Syria’s foreign minister, Walid al-Muallem, said in London on Friday that Damascus – Tehran’s only Arab ally – could help find a way out of the impasse over Iran’s nuclear ambitions, complicated by domestic turmoil since last month’s disputed presidential elections.
As well as Iran, Gates’s talks in Israel centre on missile defence and bilateral security issues. General Jim Jones, Obama’s national security adviser, and Dennis Ross, a senior Middle East and Iran expert, are also due in Israel.
The flurry of high-level activity follows Obama’s long-heralded speech to the Arab and Muslim worlds in Cairo in June, when the president made clear his strategic commitment to working to achieve Middle East peace. These latest moves are intended to achieve concrete results.
Mitchell and the Israeli defence minister, Ehud Barak, have been trying to agree a delicate compromise on freezing Israeli settlement activity in the West Bank – a hot potato in Israeli domestic politics but vital if Arab countries are to take any steps, at the urging of the US, to “normalise” their relations with Israel.

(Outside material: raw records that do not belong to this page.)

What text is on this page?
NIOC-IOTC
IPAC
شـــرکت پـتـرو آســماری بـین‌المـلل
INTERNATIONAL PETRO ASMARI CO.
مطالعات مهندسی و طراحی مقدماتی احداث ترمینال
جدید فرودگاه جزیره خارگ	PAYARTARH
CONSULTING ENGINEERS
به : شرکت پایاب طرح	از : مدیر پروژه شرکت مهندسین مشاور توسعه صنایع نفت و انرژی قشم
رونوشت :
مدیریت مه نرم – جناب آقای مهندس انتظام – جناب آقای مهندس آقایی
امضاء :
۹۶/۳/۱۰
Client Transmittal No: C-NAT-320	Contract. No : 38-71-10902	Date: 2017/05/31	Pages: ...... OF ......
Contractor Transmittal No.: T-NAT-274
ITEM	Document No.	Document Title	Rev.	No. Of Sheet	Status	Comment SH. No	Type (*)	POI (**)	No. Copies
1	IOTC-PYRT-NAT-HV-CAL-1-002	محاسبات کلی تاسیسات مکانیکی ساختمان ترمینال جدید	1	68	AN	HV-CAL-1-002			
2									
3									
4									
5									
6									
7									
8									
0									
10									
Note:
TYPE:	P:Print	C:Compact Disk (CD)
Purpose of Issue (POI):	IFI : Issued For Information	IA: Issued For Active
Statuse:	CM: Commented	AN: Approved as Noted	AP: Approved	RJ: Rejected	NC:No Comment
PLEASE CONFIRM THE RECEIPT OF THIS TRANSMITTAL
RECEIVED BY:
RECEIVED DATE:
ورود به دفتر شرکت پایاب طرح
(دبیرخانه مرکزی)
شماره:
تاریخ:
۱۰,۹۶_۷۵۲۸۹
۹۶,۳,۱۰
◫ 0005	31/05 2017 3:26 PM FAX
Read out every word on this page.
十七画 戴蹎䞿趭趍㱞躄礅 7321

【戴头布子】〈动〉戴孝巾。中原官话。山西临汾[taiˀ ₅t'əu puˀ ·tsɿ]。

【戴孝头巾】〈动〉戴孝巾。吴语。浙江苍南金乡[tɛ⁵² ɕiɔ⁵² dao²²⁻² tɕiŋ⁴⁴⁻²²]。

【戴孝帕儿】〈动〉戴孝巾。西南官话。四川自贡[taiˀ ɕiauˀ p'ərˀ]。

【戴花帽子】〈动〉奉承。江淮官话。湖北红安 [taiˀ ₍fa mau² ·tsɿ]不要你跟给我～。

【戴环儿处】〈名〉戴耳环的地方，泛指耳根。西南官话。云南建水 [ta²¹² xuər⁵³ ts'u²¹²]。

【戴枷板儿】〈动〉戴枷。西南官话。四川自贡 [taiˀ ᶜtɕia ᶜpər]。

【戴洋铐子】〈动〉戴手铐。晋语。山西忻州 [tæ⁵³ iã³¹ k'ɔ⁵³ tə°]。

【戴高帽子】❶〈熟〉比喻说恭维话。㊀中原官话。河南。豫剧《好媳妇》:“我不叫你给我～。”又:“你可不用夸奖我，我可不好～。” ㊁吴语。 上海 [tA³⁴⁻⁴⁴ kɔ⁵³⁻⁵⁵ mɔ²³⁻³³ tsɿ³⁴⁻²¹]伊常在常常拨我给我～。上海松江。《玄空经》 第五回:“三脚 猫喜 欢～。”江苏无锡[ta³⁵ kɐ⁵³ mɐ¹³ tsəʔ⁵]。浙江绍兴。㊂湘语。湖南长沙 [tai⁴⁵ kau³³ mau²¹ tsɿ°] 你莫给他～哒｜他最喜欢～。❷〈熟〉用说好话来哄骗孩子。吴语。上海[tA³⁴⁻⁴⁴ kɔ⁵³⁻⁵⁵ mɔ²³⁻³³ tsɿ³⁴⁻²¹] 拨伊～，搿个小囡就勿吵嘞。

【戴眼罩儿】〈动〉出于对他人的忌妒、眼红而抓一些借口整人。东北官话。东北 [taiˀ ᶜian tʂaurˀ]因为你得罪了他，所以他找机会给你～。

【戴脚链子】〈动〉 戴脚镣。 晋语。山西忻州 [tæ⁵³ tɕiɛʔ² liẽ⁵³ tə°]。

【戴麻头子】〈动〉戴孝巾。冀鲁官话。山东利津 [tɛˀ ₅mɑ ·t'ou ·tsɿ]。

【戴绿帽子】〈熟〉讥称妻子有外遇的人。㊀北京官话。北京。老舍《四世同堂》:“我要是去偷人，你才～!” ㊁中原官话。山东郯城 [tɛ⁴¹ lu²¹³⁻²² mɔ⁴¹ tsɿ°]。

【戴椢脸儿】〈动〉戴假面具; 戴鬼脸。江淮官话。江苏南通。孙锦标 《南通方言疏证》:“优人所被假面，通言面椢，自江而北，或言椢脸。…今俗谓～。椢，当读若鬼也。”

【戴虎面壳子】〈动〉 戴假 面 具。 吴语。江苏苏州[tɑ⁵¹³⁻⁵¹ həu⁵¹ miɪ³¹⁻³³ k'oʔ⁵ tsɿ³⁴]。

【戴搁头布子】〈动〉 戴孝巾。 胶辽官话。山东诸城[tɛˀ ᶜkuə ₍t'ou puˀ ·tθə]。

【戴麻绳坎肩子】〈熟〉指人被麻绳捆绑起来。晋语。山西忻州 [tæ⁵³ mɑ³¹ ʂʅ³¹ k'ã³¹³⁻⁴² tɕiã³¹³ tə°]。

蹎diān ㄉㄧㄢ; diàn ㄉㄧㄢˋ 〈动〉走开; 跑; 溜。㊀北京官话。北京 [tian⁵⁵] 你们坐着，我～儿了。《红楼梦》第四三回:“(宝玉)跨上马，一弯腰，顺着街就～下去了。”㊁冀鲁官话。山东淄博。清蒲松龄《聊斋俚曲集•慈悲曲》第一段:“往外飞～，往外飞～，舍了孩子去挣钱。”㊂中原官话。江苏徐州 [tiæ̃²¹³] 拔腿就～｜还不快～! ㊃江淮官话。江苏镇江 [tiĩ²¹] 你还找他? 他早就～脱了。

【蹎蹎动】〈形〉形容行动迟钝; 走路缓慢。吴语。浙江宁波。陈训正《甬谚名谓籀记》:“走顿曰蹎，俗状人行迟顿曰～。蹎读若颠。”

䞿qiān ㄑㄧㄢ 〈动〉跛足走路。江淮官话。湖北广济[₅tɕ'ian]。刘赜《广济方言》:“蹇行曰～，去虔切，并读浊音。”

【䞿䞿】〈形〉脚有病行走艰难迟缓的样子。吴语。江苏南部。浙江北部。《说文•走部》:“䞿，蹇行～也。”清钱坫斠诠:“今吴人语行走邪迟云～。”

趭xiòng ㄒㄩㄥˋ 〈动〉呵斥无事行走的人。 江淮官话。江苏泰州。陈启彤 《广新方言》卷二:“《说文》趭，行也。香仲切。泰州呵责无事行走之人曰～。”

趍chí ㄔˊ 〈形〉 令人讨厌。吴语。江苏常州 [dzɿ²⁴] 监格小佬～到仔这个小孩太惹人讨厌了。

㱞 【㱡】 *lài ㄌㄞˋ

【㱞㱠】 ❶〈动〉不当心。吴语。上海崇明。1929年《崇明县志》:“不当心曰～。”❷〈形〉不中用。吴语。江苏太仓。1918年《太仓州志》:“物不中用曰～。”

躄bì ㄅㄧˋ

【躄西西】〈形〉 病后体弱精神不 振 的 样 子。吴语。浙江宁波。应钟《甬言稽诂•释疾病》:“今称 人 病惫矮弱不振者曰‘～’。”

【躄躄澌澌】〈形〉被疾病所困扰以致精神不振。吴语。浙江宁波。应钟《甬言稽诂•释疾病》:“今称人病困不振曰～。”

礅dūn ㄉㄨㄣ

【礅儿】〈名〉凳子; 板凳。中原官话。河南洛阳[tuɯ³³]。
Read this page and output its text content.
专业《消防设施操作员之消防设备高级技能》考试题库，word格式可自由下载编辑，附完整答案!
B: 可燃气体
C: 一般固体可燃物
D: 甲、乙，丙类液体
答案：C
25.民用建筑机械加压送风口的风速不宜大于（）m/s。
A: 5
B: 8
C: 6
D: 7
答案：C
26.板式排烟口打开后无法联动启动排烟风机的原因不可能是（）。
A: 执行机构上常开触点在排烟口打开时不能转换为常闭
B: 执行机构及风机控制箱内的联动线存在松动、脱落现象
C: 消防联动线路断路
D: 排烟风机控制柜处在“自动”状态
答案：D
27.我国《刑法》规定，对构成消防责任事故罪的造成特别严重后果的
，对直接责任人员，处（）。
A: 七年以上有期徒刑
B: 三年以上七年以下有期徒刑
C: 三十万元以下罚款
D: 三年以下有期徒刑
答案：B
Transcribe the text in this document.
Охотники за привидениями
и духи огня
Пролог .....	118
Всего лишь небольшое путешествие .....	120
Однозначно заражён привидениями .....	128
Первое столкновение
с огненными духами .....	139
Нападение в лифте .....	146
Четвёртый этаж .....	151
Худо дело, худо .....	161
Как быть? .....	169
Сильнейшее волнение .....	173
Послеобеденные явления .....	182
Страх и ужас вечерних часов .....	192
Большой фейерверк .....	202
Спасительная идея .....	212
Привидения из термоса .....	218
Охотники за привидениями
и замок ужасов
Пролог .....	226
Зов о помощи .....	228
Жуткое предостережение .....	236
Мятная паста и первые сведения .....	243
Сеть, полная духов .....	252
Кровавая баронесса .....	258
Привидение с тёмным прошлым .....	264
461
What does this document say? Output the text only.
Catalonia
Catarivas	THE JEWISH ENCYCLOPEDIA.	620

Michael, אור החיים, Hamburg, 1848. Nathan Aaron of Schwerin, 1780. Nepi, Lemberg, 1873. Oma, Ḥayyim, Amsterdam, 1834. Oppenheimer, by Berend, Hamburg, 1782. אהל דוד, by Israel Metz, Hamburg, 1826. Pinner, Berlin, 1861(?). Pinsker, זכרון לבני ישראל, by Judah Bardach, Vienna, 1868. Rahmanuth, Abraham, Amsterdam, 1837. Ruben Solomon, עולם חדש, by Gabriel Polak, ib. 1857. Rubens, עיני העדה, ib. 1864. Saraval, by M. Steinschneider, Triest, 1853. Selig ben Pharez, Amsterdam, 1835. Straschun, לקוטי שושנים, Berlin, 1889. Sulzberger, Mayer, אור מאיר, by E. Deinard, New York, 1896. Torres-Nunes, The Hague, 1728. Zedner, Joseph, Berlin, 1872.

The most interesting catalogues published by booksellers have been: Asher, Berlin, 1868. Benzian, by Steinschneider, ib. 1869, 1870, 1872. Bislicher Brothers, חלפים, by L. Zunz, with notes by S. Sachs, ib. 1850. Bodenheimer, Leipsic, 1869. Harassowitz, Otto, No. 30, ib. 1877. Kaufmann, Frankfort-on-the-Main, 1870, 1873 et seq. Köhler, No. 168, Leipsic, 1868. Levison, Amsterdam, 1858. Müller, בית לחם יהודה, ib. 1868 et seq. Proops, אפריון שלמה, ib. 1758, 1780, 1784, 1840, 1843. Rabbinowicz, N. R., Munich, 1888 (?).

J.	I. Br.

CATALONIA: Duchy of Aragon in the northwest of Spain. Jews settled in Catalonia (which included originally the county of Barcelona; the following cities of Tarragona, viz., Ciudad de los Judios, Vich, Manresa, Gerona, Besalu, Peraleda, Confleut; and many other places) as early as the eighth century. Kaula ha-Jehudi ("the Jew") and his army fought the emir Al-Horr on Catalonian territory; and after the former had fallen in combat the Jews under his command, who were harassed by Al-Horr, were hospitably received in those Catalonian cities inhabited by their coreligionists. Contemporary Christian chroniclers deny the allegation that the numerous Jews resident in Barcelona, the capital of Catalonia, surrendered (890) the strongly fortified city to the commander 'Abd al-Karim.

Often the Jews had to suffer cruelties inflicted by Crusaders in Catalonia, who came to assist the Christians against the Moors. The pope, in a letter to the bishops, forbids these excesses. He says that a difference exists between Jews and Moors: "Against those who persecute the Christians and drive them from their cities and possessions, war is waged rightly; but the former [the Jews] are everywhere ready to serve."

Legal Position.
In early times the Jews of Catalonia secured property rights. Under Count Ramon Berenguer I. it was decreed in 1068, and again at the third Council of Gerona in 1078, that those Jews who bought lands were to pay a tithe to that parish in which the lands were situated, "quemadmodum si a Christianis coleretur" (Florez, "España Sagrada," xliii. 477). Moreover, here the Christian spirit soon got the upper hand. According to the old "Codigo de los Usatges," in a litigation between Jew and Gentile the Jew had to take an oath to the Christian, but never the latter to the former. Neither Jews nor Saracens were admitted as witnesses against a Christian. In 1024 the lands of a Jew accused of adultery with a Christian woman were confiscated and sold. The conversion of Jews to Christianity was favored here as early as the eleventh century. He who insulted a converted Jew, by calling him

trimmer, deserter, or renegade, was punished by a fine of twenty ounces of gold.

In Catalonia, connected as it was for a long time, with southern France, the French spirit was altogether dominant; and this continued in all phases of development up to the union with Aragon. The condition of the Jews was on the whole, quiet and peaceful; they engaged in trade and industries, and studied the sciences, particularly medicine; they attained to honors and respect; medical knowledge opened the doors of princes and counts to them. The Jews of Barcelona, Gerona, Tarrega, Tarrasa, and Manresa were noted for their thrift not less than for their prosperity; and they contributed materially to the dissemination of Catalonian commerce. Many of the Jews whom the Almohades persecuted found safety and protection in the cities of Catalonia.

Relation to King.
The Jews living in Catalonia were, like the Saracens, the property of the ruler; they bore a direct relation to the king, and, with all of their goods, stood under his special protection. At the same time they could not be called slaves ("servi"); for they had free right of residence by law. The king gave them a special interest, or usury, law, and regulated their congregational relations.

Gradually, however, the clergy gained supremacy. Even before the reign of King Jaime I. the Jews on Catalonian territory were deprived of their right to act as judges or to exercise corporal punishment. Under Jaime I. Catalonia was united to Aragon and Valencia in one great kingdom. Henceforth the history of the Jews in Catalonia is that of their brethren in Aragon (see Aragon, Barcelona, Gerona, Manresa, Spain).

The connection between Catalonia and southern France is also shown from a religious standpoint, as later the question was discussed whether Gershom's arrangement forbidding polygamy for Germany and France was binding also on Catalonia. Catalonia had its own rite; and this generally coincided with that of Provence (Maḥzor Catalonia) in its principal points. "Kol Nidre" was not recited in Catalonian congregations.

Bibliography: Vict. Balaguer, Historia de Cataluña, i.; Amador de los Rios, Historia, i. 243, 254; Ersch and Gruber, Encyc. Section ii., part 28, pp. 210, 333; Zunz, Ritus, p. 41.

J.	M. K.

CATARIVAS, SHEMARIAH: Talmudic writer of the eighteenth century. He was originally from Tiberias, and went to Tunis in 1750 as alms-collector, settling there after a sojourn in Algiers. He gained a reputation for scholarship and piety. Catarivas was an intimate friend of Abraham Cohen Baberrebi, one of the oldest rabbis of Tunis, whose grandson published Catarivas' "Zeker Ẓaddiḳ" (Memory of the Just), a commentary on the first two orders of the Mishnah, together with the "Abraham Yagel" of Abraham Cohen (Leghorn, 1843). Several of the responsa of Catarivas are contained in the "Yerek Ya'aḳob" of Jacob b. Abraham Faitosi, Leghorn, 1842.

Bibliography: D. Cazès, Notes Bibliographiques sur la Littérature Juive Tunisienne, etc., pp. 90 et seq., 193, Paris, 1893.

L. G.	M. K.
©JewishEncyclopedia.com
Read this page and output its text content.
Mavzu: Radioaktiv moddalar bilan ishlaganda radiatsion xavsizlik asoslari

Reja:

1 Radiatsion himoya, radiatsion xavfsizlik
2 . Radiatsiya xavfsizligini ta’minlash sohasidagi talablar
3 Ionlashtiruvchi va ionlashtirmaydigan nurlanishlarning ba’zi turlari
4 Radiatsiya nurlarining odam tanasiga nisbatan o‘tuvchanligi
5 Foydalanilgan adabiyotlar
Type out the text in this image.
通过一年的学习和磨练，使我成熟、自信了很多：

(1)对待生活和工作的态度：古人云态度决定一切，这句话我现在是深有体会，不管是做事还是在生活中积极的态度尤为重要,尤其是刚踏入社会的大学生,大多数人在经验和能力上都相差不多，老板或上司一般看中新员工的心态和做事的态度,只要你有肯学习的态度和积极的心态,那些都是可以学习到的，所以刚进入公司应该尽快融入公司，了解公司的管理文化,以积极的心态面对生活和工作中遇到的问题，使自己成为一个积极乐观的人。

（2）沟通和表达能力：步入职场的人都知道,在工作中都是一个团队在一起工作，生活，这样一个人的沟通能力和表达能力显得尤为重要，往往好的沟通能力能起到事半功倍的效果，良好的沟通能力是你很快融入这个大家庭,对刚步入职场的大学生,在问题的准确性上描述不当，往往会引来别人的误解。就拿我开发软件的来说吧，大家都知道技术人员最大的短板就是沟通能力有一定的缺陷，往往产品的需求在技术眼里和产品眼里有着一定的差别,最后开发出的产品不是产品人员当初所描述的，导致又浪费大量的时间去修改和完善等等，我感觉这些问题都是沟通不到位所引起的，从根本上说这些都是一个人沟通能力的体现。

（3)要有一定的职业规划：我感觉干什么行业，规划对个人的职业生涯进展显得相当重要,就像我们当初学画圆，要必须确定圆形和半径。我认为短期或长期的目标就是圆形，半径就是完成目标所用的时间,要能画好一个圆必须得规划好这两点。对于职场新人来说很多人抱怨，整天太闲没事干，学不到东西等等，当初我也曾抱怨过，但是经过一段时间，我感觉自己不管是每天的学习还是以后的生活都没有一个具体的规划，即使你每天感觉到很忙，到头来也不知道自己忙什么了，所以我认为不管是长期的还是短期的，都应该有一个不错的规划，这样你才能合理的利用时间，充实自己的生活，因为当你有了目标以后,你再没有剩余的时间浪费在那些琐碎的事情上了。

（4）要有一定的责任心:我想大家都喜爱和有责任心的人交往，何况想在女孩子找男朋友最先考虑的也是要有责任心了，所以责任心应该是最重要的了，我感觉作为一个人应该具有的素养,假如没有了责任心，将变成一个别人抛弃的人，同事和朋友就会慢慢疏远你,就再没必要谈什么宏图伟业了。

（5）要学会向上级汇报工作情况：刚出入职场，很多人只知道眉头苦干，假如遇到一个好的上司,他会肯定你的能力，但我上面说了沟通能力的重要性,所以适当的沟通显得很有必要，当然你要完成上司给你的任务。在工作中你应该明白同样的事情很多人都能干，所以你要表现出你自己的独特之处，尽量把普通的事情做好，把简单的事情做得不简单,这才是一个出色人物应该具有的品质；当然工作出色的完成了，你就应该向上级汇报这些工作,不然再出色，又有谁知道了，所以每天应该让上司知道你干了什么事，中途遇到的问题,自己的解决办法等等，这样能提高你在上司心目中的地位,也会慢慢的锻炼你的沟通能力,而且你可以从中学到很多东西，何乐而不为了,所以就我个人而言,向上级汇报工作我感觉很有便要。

Netanyahu has pledged not to build new outposts or expropriate territory in the West Bank. But he insists construction must continue to accommodate “natural” Jewish population growth. The precise definition of a moratorium has yet to be agreed, though Israeli officials speak of exempting 2,500 housing units that are still being built. Palestinians and Arabs say a total freeze is the minimum required and accuse Netanyahu of bad faith. Mitchell is also due to see Mahmoud Abbas, the Palestinian president, at his Ramallah headquarters.